Prefeito toma medidas drásticas e gera polêmica em Borrazópolis

Adilson Lucchetti, prefeito de Borrazópolis

O prefeito de Borrazópolis, Adilson Luchetti (PSB), o Didi, anunciou nesta semana algumas medidas de contenção de gastos que estão gerando muita polêmica na cidade. Entre elas a suspensão do transporte escolar no período da tarde, com a transferência de alunos para o turno da manhã, demissão de servidores comissionados e corte de gratificações e horas extras no quadro geral do funcionalismo.

Segundo ele, essas providências são necessárias para que a administração municipal possa manter o controle efetivo das finanças públicas, conforme recomenda a Lei de Responsabilidade Fiscal, e para evitar que o Município chegue ao caos financeiro como tem ocorrido com outros como se vê pelo Brasil.

“Ou a gente toma as medidas agora ou teremos uma prefeitura quebrada dentro de pouco tempo”, alerta Didi. “Se isto acontecer, quem será prejudicada é a população, que não terá um serviço de qualidade como está tendo hoje”, afirma. Segundo ele, esta situação crítica está ocorrendo em função da queda da arrecadação, das dívidas com precatórios e do alto custo de manutenção dos serviços prestados à população.

“A situação é tão grave que dá vontade até de renunciar e cuidar melhor da minha vida, mas não posso fazer isso, não posso transferir os problemas do município para outro”, pondera.

Didi observa que vem pagando uma média de R$ 110 mil por mês de precatórios e acreditava que, com o parcelamento até 2014, o valor cairia para R$ 60 mil, porém este sistema foi alterado de uma hora para outra. “Se continuar do jeito que está a parcela vai subir para R$ 150 mil”, afirma Didi, lembrando que assumiu o município com R$ 8,8milhões de precatórios e já quitou R$ 3 milhões, restando ainda R$ 5,8 milhões.

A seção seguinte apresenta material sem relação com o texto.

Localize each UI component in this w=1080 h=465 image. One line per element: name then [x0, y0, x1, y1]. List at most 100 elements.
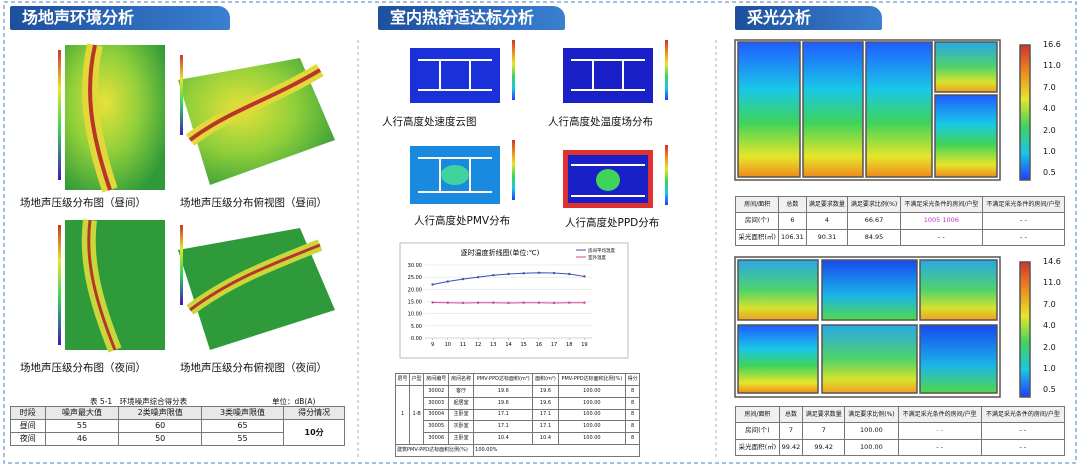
- cell: 17.1: [473, 408, 534, 422]
- cell: 7: [802, 422, 846, 440]
- row: 30006 主卧室 10.4 10.4 100.00 8: [396, 432, 640, 446]
- sound-map: [58, 43, 165, 193]
- header-cell: 3类噪声限值: [200, 406, 285, 420]
- cell: - -: [897, 422, 982, 440]
- cell: 55: [200, 432, 285, 446]
- cell: 8: [625, 384, 640, 398]
- x-tick-label: 12: [475, 342, 481, 348]
- scale-label: 0.5: [1043, 168, 1056, 178]
- cell: 7: [778, 422, 804, 440]
- x-tick-label: 15: [520, 342, 526, 348]
- point: [537, 271, 541, 274]
- sound-map-3d: [178, 225, 335, 350]
- cell: 10.4: [473, 432, 534, 446]
- cell: 30004: [423, 408, 450, 422]
- cell: 8: [625, 420, 640, 434]
- legend-label: 室外温度: [588, 254, 606, 261]
- cell: 17.1: [532, 408, 559, 422]
- row: 昼间 55 60 65 10分: [10, 419, 345, 446]
- cell: 100.00: [557, 408, 627, 422]
- point: [476, 301, 480, 304]
- scale-label: 4.0: [1043, 104, 1056, 114]
- point: [461, 277, 465, 281]
- point: [568, 301, 571, 304]
- cell: 起居室: [448, 396, 475, 410]
- caption: 场地声压级分布俯视图（夜间）: [180, 362, 327, 374]
- point: [446, 301, 449, 304]
- cell: 主卧室: [448, 408, 475, 422]
- row: 30003 起居室 19.6 19.6 100.00 8: [396, 396, 640, 410]
- header-cell: PMV-PPD达标面积(m²): [473, 373, 534, 386]
- caption: 场地声压级分布俯视图（昼间）: [180, 197, 327, 209]
- cell: 46: [44, 432, 120, 446]
- header-cell: 房间编号: [423, 373, 450, 386]
- scale-label: 16.6: [1043, 40, 1061, 49]
- caption: 人行高度处温度场分布: [548, 116, 653, 128]
- point: [431, 283, 434, 286]
- cell: 100.00%: [473, 444, 640, 457]
- cell: 84.95: [847, 228, 901, 247]
- cell: 50: [118, 432, 202, 446]
- cell: 19.6: [473, 396, 534, 410]
- section-header: 采光分析: [735, 6, 882, 30]
- point: [583, 301, 586, 304]
- cell: 客厅: [448, 384, 475, 398]
- scale-label: 7.0: [1043, 82, 1056, 92]
- scale-label: 14.6: [1043, 257, 1061, 266]
- section-header: 场地声环境分析: [10, 6, 230, 30]
- y-tick-label: 20.00: [408, 287, 422, 293]
- daylight-table: 房间/面积 总数 满足要求数量 满足要求比例(%) 不满足采光条件的房间/户型 不满足采光…: [735, 405, 1066, 457]
- row: 建筑PMV-PPD达标面积比例(%) 100.00%: [394, 444, 640, 457]
- header-cell: 总数: [778, 195, 807, 214]
- header-cell: 总数: [778, 405, 804, 424]
- y-tick-label: 15.00: [408, 300, 422, 306]
- point: [552, 301, 556, 305]
- cell: 55: [44, 419, 120, 433]
- cell: 17.1: [473, 420, 534, 434]
- cell: 1-B: [409, 384, 425, 446]
- header-cell: 2类噪声限值: [118, 406, 202, 420]
- cell: 100.00: [844, 422, 899, 440]
- row: 采光面积(㎡) 99.42 99.42 100.00- -- -: [735, 438, 1066, 457]
- scale-label: 1.0: [1043, 146, 1056, 156]
- header-cell: 时段: [10, 406, 46, 420]
- cell: 主卧室: [448, 432, 475, 446]
- point: [492, 274, 495, 277]
- cell: 房间(个): [735, 422, 780, 440]
- cfd-map: [410, 140, 515, 204]
- legend-label: 房间平均温度: [588, 247, 615, 254]
- row: 层号 户型 房间编号 房间名称 PMV-PPD达标面积(m²) 面积(m²) PMV-PPD…: [394, 373, 640, 386]
- cell: 60: [118, 419, 202, 433]
- x-tick-label: 17: [551, 342, 557, 348]
- header-cell: 不满足采光条件的房间/户型: [897, 405, 982, 424]
- sound-map: [58, 219, 165, 353]
- x-tick-label: 14: [505, 342, 511, 348]
- row: 时段 噪声最大值 2类噪声限值 3类噪声限值 得分情况: [10, 406, 345, 420]
- scale-label: 4.0: [1043, 321, 1056, 331]
- cell: - -: [981, 212, 1066, 230]
- row: 30004 主卧室 17.1 17.1 100.00 8: [396, 408, 640, 422]
- cell: 100.00: [557, 396, 627, 410]
- row: 1 1-B 30002 客厅 19.6 19.6 100.00 8: [394, 384, 640, 446]
- point: [461, 301, 465, 305]
- scale-label: 11.0: [1043, 278, 1061, 288]
- cell: 99.42: [778, 438, 804, 457]
- cell: 建筑PMV-PPD达标面积比例(%): [394, 444, 475, 457]
- point: [537, 301, 541, 304]
- cell: 100.00: [557, 420, 627, 434]
- y-tick-label: 0.00: [411, 336, 422, 342]
- row: 房间/面积 总数 满足要求数量 满足要求比例(%) 不满足采光条件的房间/户型 不满足采光…: [735, 405, 1066, 424]
- point: [507, 301, 510, 305]
- cell: 17.1: [532, 420, 559, 434]
- cell: 10.4: [532, 432, 559, 446]
- cfd-map: [563, 40, 668, 103]
- cell: 1005 1006: [899, 212, 983, 230]
- point: [522, 301, 525, 304]
- header-cell: 不满足采光条件的房间/户型: [899, 195, 983, 214]
- row: 采光面积(㎡) 106.31 90.31 84.95- -- -: [734, 228, 1066, 247]
- scale-label: 2.0: [1043, 125, 1056, 135]
- x-tick-label: 13: [490, 342, 496, 348]
- cell: 30006: [423, 432, 450, 446]
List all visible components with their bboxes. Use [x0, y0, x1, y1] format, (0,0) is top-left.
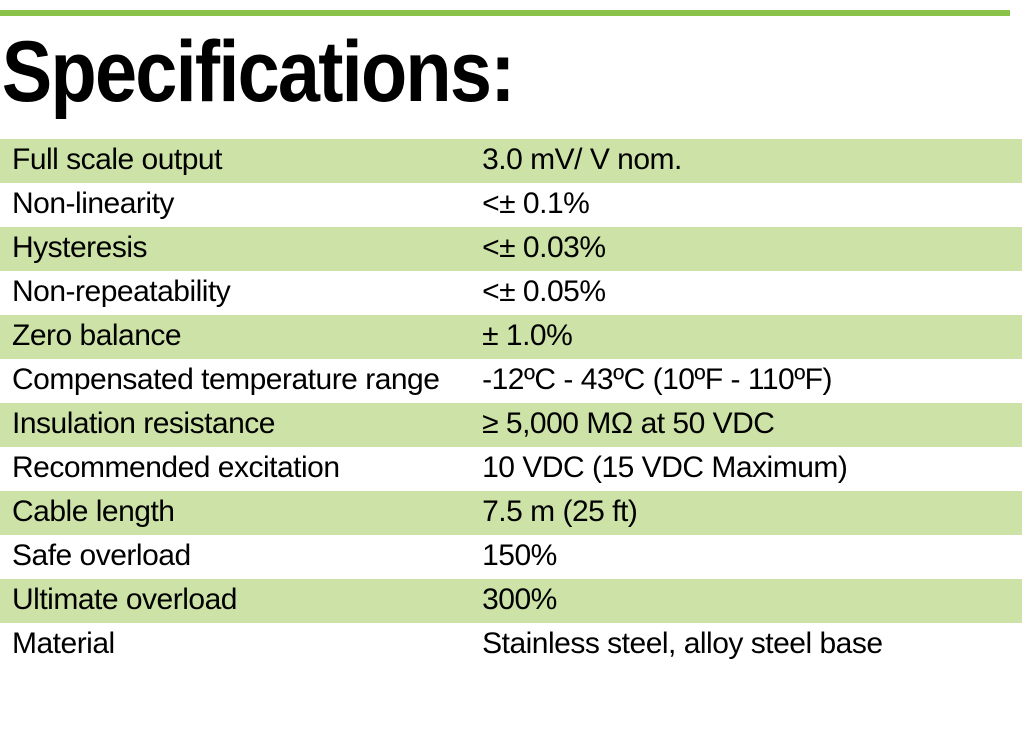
page-title: Specifications:: [0, 16, 899, 139]
spec-value: <± 0.1%: [470, 183, 1022, 227]
table-row: Safe overload150%: [0, 535, 1022, 579]
spec-label: Safe overload: [0, 535, 470, 579]
table-row: Recommended excitation10 VDC (15 VDC Max…: [0, 447, 1022, 491]
spec-value: 7.5 m (25 ft): [470, 491, 1022, 535]
spec-label: Non-linearity: [0, 183, 470, 227]
spec-label: Insulation resistance: [0, 403, 470, 447]
spec-label: Zero balance: [0, 315, 470, 359]
table-row: MaterialStainless steel, alloy steel bas…: [0, 623, 1022, 667]
specifications-tbody: Full scale output3.0 mV/ V nom.Non-linea…: [0, 139, 1022, 667]
spec-label: Full scale output: [0, 139, 470, 183]
spec-label: Cable length: [0, 491, 470, 535]
page: Specifications: Full scale output3.0 mV/…: [0, 10, 1022, 753]
spec-label: Ultimate overload: [0, 579, 470, 623]
spec-value: 300%: [470, 579, 1022, 623]
spec-value: ± 1.0%: [470, 315, 1022, 359]
table-row: Hysteresis<± 0.03%: [0, 227, 1022, 271]
spec-label: Compensated temperature range: [0, 359, 470, 403]
table-row: Cable length7.5 m (25 ft): [0, 491, 1022, 535]
table-row: Non-repeatability<± 0.05%: [0, 271, 1022, 315]
spec-value: 10 VDC (15 VDC Maximum): [470, 447, 1022, 491]
spec-value: Stainless steel, alloy steel base: [470, 623, 1022, 667]
spec-value: 150%: [470, 535, 1022, 579]
specifications-table: Full scale output3.0 mV/ V nom.Non-linea…: [0, 139, 1022, 667]
table-row: Zero balance± 1.0%: [0, 315, 1022, 359]
spec-label: Recommended excitation: [0, 447, 470, 491]
spec-value: ≥ 5,000 MΩ at 50 VDC: [470, 403, 1022, 447]
table-row: Non-linearity<± 0.1%: [0, 183, 1022, 227]
table-row: Compensated temperature range-12ºC - 43º…: [0, 359, 1022, 403]
spec-value: <± 0.03%: [470, 227, 1022, 271]
spec-label: Hysteresis: [0, 227, 470, 271]
table-row: Insulation resistance≥ 5,000 MΩ at 50 VD…: [0, 403, 1022, 447]
table-row: Full scale output3.0 mV/ V nom.: [0, 139, 1022, 183]
spec-value: -12ºC - 43ºC (10ºF - 110ºF): [470, 359, 1022, 403]
spec-label: Material: [0, 623, 470, 667]
table-row: Ultimate overload300%: [0, 579, 1022, 623]
spec-value: <± 0.05%: [470, 271, 1022, 315]
spec-value: 3.0 mV/ V nom.: [470, 139, 1022, 183]
spec-label: Non-repeatability: [0, 271, 470, 315]
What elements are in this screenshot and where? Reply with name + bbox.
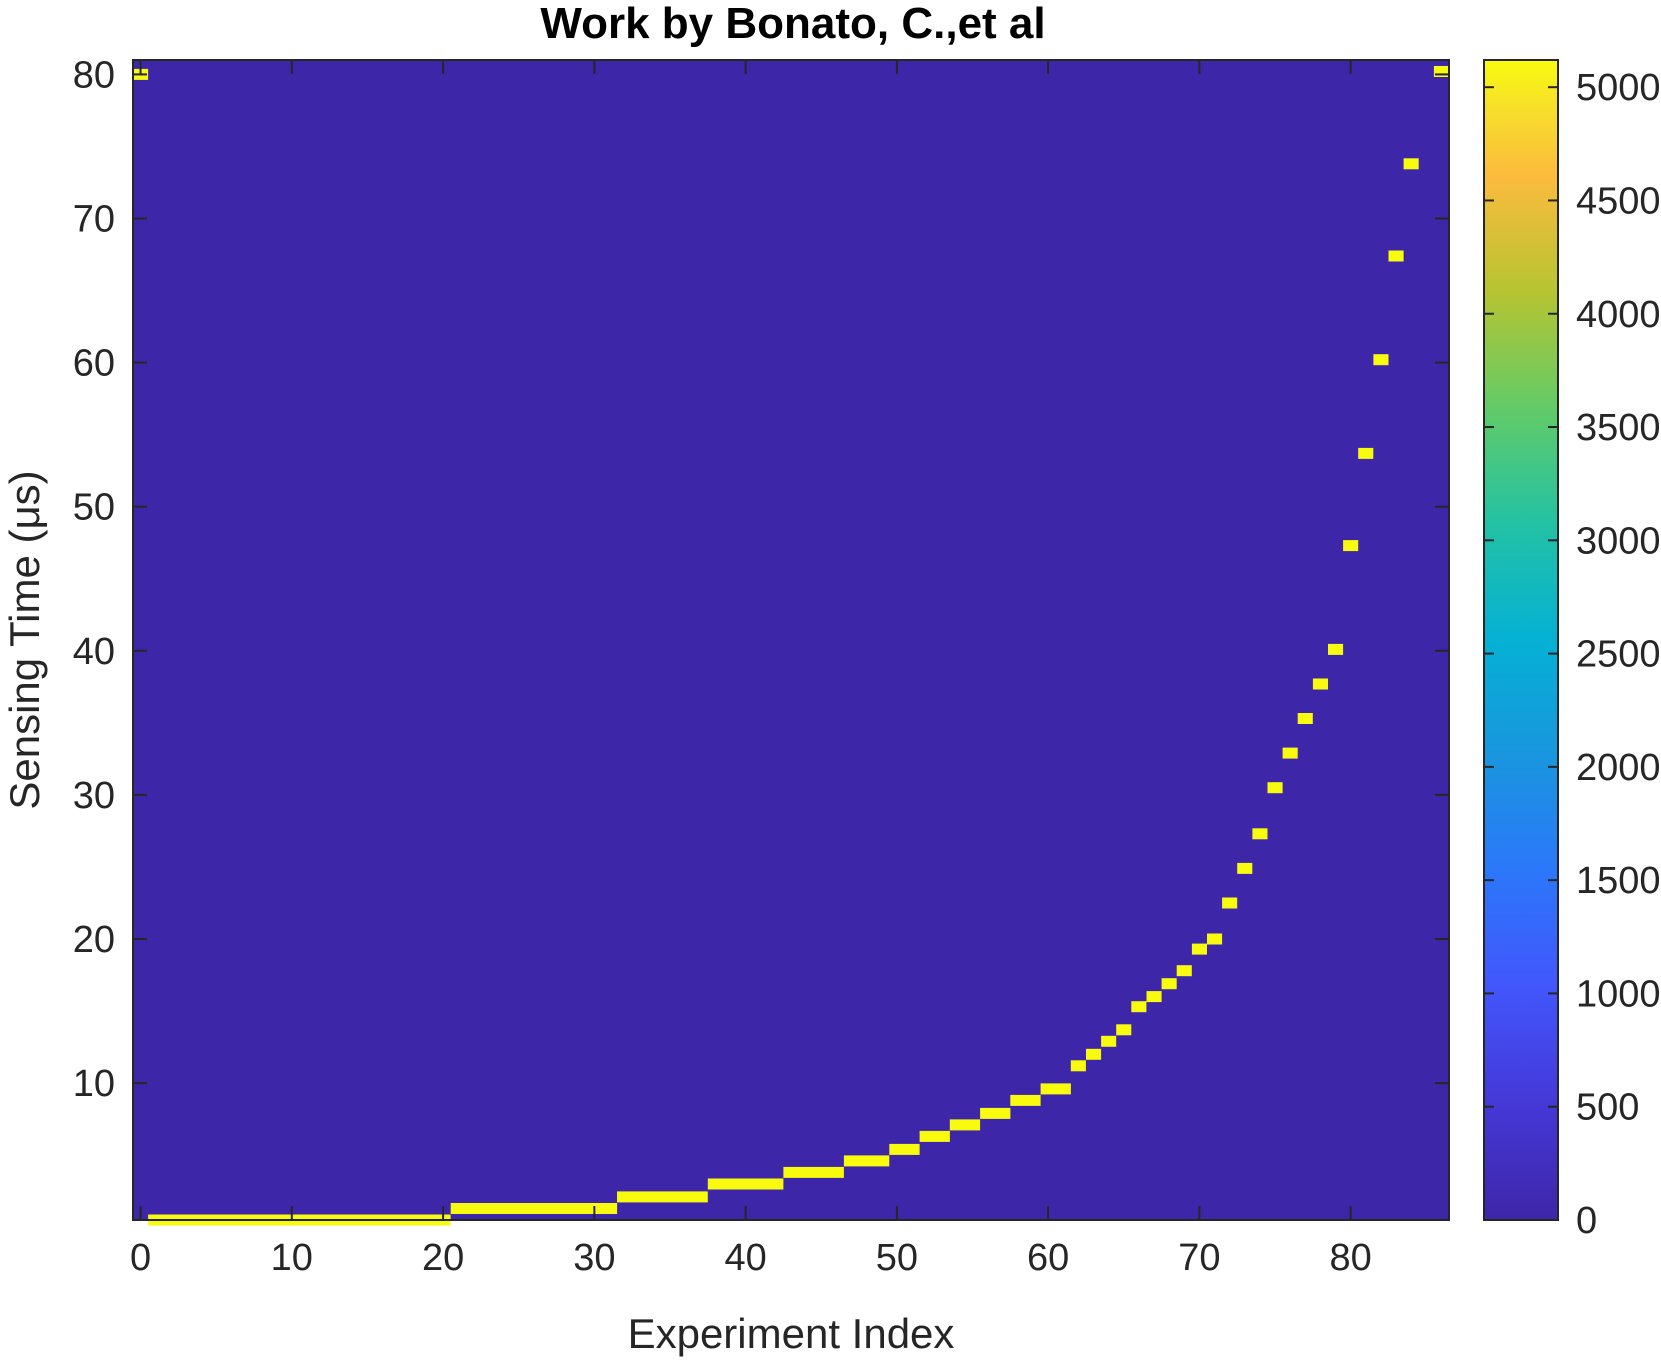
x-tick-label: 0: [130, 1237, 151, 1279]
colorbar-tick-label: 4500: [1576, 180, 1661, 222]
x-tick-label: 20: [422, 1237, 464, 1279]
heatmap-cell-13: [1070, 1060, 1086, 1072]
heatmap-cell-25: [1252, 828, 1268, 840]
heatmap-cell-31: [1343, 540, 1359, 552]
x-tick-label: 60: [1027, 1237, 1069, 1279]
colorbar-tick-label: 3000: [1576, 520, 1661, 562]
x-tick-label: 10: [271, 1237, 313, 1279]
y-tick-label: 10: [73, 1063, 115, 1105]
colorbar-tick-label: 2000: [1576, 747, 1661, 789]
y-tick-label: 20: [73, 919, 115, 961]
heatmap-cell-15: [1101, 1035, 1117, 1047]
y-tick-label: 60: [73, 343, 115, 385]
heatmap-cell-34: [1388, 250, 1404, 262]
x-tick-label: 30: [573, 1237, 615, 1279]
heatmap-cell-19: [1161, 978, 1177, 990]
plot-frame: [132, 59, 1450, 1221]
heatmap-cell-28: [1297, 713, 1313, 724]
heatmap-cell-16: [1116, 1024, 1132, 1036]
y-tick-label: 70: [73, 199, 115, 241]
heatmap-cell-9: [949, 1119, 981, 1131]
colorbar-tick-label: 3500: [1576, 407, 1661, 449]
heatmap-cell-10: [980, 1107, 1011, 1119]
heatmap-cell-24: [1237, 862, 1253, 874]
colorbar-tick-label: 1500: [1576, 860, 1661, 902]
colorbar-ticks: 0 500 1000 1500 2000 2500 3000 3500 4000 4500 5000: [1484, 67, 1661, 1242]
x-tick-label: 40: [724, 1237, 766, 1279]
heatmap-cell-5: [783, 1166, 844, 1178]
x-tick-label: 50: [876, 1237, 918, 1279]
heatmap-cell-30: [1328, 643, 1344, 655]
heatmap-cell-32: [1358, 447, 1374, 459]
y-tick-label: 30: [73, 775, 115, 817]
heatmap-cell-33: [1373, 354, 1389, 366]
heatmap-cell-2: [450, 1203, 618, 1214]
heatmap-cell-23: [1222, 897, 1238, 909]
colorbar-tick-label: 1000: [1576, 973, 1661, 1015]
heatmap-cell-35: [1403, 158, 1419, 170]
x-axis-label: Experiment Index: [628, 1310, 955, 1357]
x-tick-label: 70: [1178, 1237, 1220, 1279]
heatmap-cell-17: [1131, 1001, 1147, 1013]
colorbar-tick-label: 500: [1576, 1087, 1639, 1129]
colorbar-tick-label: 2500: [1576, 634, 1661, 676]
heatmap-cell-26: [1267, 782, 1283, 794]
heatmap-cell-3: [617, 1191, 708, 1203]
y-tick-label: 50: [73, 487, 115, 529]
heatmap-cell-12: [1040, 1083, 1071, 1095]
y-tick-label: 80: [73, 54, 115, 96]
heatmap-cell-21: [1191, 943, 1207, 955]
y-axis-ticks: 10 20 30 40 50 60 70 80: [73, 54, 1449, 1105]
x-tick-label: 80: [1330, 1237, 1372, 1279]
heatmap-cell-6: [843, 1155, 890, 1167]
heatmap-cell-18: [1146, 991, 1162, 1003]
colorbar: [1483, 59, 1559, 1221]
heatmap-cell-22: [1207, 933, 1223, 945]
heatmap-cell-36: [1433, 66, 1449, 77]
heatmap-cell-20: [1176, 965, 1192, 977]
colorbar-tick-label: 5000: [1576, 67, 1661, 109]
y-tick-label: 40: [73, 631, 115, 673]
heatmap-cell-7: [889, 1143, 920, 1155]
y-axis-label: Sensing Time (μs): [1, 470, 48, 809]
chart-title: Work by Bonato, C.,et al: [540, 0, 1045, 48]
heatmap-cell-27: [1282, 747, 1298, 759]
heatmap-cell-8: [919, 1130, 950, 1142]
colorbar-tick-label: 4000: [1576, 294, 1661, 336]
heatmap-cell-29: [1312, 678, 1328, 690]
heatmap-cell-11: [1010, 1094, 1041, 1106]
plot-area: [133, 60, 1449, 1220]
heatmap-cell-4: [707, 1178, 784, 1190]
x-axis-ticks: 0 10 20 30 40 50 60 70 80: [130, 60, 1372, 1279]
colorbar-tick-label: 0: [1576, 1200, 1597, 1242]
heatmap-cell-14: [1086, 1048, 1102, 1060]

Com relação à folha salarial, o prefeito assinala que os gastos já estão em 56,98% do orçamento, bem acima do limite prudencial de 51,30%. O gestor e o Município correm risco de sanções por parte do Tribunal de Contas do Estado do Paraná (TCE-PR).  Didi informa que fez nesta segunda-feira uma reunião com todos os servidores e expos a situação, além de destacar a necessidade de demitir comissionados e cortar gratificações e horas extras. Essas medidas devem valer a partir de março. A meta é reduzir o volor da folha em R$ 40 mil a R$ 60 mil.

Transporte escolar
Já com relação ao transporte escolar, o prefeito explica que existem hoje sete linhas de ônibus transportando em média 50 alunos no período da tarde. Tem linha com apenas cinco alunos num trecho de vinte quilômetros. Segundo ele, no ano passado o governo do Estado repassou R$ 98 mil para o transporte escolar e o governo federal, R$ 22 mil. A Prefeitura teve que disponibilizar mais R$ 513 mil para cobrir os gastos. “Esta é uma situação que precisa ser readequada e é o que estamos fazendo”, diz Didi.

Nesta sexta-feira, às 10 horas, está marcada uma reunião do prefeito com representantes dos bairros atendidos pelo transporte escolar, com pais de alunos e com vereadores para discutir uma nova saída. “De antemão já aviso que não tem como voltar atrás”, declara Didi, acrescentando que não está preocupado politicamente com a impopularidade das medidas adotadas.